How does metric optimization work during training?

Hello. I need a bit of clarification on how training a model works in reference to the metrics.

When you’re training the learner, what does it optimize for? Is it trying to minimize the valid_loss, or maximize/minimize the metric you’ve passed?

I would assume it’s trying to optimize the metric you’ve passed; in that case, if you want to pass multiple metrics to observe but only want it to optimize for one, how would you specify that?

If it’s just trying to minimize the valid_loss, then metrics are effectively just views passed to interpret the performance of the model, but don’t affect the training process? It could just be that I had a weird experience, but interestingly enough when I passed accuracy and AUROC as metrics the model maxed out at 87.5% accuracy, whereas when I passed FBeta it maxed out at 95% accuracy.
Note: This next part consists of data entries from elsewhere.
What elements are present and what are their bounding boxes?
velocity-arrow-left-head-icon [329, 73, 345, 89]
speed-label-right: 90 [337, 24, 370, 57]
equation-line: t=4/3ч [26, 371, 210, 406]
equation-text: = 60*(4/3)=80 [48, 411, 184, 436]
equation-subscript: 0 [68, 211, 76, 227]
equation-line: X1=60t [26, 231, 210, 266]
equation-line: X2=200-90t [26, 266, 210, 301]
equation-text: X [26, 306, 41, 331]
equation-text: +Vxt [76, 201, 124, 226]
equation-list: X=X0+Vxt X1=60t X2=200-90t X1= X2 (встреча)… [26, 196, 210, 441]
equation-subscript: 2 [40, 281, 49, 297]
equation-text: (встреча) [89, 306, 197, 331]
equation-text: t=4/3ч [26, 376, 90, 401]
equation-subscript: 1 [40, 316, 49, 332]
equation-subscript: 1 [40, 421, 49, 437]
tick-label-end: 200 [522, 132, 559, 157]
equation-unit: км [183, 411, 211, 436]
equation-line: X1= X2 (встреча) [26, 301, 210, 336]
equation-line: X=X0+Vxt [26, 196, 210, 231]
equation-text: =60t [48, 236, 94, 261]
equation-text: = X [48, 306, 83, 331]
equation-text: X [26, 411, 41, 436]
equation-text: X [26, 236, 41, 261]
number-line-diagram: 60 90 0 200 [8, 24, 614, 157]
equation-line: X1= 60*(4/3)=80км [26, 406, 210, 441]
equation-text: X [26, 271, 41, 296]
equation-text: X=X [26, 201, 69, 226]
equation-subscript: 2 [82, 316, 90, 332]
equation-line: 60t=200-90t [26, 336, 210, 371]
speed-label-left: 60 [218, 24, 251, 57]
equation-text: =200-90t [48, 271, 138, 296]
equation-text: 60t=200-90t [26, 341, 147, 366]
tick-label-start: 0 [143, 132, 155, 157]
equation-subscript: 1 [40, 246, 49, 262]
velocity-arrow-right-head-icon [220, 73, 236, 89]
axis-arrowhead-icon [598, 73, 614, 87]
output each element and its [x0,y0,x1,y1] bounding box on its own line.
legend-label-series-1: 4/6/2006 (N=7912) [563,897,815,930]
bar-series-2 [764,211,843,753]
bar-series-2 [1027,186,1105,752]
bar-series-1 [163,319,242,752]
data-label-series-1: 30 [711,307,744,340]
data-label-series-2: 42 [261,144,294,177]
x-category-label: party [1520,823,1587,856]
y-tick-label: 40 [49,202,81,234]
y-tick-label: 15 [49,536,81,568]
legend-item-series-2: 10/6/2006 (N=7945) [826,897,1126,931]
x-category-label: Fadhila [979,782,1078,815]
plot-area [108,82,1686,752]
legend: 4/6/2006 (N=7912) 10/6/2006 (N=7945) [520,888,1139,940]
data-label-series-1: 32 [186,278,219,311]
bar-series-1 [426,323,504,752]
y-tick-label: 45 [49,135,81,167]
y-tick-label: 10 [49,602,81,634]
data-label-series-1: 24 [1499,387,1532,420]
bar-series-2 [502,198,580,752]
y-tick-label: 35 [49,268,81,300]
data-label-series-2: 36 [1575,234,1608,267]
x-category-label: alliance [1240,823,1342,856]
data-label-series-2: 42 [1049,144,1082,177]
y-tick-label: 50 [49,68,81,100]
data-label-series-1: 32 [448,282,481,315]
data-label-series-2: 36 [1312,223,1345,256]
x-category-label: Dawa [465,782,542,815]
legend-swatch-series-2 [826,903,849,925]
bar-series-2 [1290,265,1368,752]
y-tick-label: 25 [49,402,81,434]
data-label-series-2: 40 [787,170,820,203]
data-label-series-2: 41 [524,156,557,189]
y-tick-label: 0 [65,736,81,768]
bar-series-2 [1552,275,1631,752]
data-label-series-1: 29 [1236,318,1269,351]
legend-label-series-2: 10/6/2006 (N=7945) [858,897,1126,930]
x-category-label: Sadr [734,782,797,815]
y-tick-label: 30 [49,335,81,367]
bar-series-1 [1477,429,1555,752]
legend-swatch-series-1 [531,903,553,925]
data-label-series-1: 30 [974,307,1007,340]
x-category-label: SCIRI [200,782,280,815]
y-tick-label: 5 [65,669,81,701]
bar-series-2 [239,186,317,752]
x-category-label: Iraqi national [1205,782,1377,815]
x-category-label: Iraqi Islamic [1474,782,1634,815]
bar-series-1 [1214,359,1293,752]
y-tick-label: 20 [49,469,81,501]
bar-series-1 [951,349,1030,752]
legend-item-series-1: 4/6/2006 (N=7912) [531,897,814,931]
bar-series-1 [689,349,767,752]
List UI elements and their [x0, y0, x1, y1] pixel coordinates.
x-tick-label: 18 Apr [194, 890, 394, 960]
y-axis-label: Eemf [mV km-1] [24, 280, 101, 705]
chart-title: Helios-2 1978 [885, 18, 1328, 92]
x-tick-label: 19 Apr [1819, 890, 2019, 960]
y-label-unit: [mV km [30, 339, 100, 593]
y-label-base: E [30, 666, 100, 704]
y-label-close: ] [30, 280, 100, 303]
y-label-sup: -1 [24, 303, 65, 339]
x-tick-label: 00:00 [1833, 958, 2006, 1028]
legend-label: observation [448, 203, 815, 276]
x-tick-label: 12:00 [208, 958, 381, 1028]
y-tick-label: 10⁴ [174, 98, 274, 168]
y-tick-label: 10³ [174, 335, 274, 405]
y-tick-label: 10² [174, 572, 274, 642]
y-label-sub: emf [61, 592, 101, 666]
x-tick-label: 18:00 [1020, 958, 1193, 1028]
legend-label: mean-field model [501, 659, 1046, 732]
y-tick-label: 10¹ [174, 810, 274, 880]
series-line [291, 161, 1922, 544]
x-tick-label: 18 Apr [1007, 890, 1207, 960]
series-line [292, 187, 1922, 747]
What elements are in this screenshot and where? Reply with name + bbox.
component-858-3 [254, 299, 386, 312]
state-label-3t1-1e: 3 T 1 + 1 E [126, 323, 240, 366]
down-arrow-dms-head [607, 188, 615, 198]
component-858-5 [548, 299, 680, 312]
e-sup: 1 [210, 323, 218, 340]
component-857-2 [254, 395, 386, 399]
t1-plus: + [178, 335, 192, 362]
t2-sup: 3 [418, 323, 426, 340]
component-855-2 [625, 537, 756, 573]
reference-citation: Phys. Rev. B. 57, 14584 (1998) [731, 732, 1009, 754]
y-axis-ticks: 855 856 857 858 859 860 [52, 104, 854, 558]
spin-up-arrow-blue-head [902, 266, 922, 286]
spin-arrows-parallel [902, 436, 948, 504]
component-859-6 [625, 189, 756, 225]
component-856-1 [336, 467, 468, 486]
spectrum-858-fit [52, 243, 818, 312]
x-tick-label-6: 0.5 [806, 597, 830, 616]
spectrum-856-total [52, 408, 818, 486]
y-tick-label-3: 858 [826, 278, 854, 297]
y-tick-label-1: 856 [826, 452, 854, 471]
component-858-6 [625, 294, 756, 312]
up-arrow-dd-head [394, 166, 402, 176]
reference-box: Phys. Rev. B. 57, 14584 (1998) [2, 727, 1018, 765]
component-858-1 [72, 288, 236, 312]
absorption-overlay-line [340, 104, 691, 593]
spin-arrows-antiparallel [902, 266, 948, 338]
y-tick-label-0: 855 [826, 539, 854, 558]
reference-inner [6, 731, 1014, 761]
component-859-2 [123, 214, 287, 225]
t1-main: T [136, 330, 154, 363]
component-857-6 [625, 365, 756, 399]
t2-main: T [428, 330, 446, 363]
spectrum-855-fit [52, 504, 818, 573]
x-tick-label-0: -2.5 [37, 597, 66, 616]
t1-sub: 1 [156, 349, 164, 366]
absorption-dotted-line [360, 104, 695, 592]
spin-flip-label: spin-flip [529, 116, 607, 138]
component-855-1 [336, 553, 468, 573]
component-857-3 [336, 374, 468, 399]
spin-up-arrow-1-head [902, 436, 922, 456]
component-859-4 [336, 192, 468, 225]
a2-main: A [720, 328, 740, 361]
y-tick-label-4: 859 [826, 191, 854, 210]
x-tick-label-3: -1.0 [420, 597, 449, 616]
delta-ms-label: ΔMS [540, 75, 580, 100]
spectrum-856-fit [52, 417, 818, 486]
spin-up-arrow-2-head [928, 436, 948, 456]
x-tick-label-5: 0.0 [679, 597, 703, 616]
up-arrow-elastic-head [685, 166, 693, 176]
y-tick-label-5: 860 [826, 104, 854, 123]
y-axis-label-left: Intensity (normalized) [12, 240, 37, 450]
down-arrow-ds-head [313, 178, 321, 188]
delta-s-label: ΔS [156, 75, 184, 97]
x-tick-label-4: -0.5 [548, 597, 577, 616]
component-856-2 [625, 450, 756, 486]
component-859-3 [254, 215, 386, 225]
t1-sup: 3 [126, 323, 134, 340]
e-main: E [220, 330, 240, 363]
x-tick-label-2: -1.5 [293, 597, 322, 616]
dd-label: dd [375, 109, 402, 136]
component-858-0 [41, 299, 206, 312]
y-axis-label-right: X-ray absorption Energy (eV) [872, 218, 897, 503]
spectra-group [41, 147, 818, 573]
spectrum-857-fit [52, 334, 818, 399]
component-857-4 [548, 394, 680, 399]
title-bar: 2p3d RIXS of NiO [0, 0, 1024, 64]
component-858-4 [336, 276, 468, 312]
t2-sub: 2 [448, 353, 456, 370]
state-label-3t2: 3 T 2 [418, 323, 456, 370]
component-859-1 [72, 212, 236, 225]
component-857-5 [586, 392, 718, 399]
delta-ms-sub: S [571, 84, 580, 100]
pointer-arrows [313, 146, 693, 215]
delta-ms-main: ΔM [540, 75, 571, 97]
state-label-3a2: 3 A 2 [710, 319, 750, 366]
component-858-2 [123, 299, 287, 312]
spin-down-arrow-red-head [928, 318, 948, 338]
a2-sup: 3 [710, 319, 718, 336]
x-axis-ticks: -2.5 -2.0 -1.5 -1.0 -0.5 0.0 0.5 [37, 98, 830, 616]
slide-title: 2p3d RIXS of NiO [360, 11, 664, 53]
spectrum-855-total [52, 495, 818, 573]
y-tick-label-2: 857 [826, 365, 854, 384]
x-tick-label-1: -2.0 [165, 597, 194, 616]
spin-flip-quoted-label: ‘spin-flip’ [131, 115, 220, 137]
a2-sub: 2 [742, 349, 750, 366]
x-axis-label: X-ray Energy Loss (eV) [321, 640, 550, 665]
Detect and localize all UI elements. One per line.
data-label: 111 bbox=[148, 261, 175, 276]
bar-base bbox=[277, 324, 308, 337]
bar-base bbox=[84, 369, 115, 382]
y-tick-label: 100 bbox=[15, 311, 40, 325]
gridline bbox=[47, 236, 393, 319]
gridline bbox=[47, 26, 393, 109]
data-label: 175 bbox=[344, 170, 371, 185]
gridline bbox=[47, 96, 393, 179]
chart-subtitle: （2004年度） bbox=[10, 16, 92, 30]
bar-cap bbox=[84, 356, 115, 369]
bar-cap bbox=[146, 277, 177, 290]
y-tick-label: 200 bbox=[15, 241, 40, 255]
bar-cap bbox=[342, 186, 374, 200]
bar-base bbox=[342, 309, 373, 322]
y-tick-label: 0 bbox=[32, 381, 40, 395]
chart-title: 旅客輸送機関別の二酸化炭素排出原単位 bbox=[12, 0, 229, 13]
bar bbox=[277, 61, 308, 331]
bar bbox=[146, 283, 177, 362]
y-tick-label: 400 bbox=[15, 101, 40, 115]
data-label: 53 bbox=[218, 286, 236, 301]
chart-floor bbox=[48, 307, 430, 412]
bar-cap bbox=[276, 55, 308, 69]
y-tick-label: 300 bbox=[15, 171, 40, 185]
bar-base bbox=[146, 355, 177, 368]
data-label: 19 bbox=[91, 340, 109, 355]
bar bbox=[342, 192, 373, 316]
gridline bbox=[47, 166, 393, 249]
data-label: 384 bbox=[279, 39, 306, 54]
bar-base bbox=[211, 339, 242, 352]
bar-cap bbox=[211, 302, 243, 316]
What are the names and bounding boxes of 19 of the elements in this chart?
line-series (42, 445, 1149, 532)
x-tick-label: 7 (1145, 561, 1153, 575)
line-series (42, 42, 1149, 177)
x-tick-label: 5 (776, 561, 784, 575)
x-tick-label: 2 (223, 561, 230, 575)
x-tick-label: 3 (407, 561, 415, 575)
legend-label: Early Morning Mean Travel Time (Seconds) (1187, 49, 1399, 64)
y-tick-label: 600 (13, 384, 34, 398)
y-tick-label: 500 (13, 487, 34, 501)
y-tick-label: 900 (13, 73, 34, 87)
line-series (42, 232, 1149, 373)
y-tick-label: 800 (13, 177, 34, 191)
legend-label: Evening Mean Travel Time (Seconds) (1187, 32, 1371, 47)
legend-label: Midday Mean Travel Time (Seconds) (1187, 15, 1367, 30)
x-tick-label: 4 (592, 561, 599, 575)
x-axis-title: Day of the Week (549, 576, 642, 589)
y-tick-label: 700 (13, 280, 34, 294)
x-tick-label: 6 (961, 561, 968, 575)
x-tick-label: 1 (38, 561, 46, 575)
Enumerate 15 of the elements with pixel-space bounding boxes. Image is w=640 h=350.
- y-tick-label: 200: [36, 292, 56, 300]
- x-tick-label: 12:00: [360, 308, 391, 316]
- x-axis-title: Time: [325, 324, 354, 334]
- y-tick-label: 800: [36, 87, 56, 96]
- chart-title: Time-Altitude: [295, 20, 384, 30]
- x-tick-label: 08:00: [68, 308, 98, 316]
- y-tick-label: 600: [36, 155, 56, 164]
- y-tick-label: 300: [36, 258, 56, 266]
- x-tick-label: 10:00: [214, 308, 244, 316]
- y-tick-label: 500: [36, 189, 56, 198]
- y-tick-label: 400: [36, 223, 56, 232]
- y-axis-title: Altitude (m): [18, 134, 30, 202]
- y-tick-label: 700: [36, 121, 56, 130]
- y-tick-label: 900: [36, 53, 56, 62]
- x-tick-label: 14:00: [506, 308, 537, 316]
Metrics = human-readable understanding for model performance, no weight propagation (etc) are performed here.
Loss function = how the internal model adjusts it’s weights to optimize for and what dictates weight propogation

If you passed FBeta as a loss function, that’s understandable. If it was a metric instead (IE accuracy and FBeta), could have been just some interesting training, especially if you are doing anything randomized (splits, augmentation, etc) and not setting the seeds for reproducability

To me sklearn evaluation results of the training vary significantly from using F1Score.

Of course only the loss function affects the gradient descent, but I don’t know if there
is another callback like a model checkpointer, which uses the metric to select the trained model, to try to prevent overfitting?

BalancedAccuracy or Accuracy. The recall is much higher for the weak class when using Accuracy (InceptionTime model).

Any idea why this happens?

PD: This is actually contrary with the intuition that F1 and BalancedAccuracy would focus more on balancing weak classes.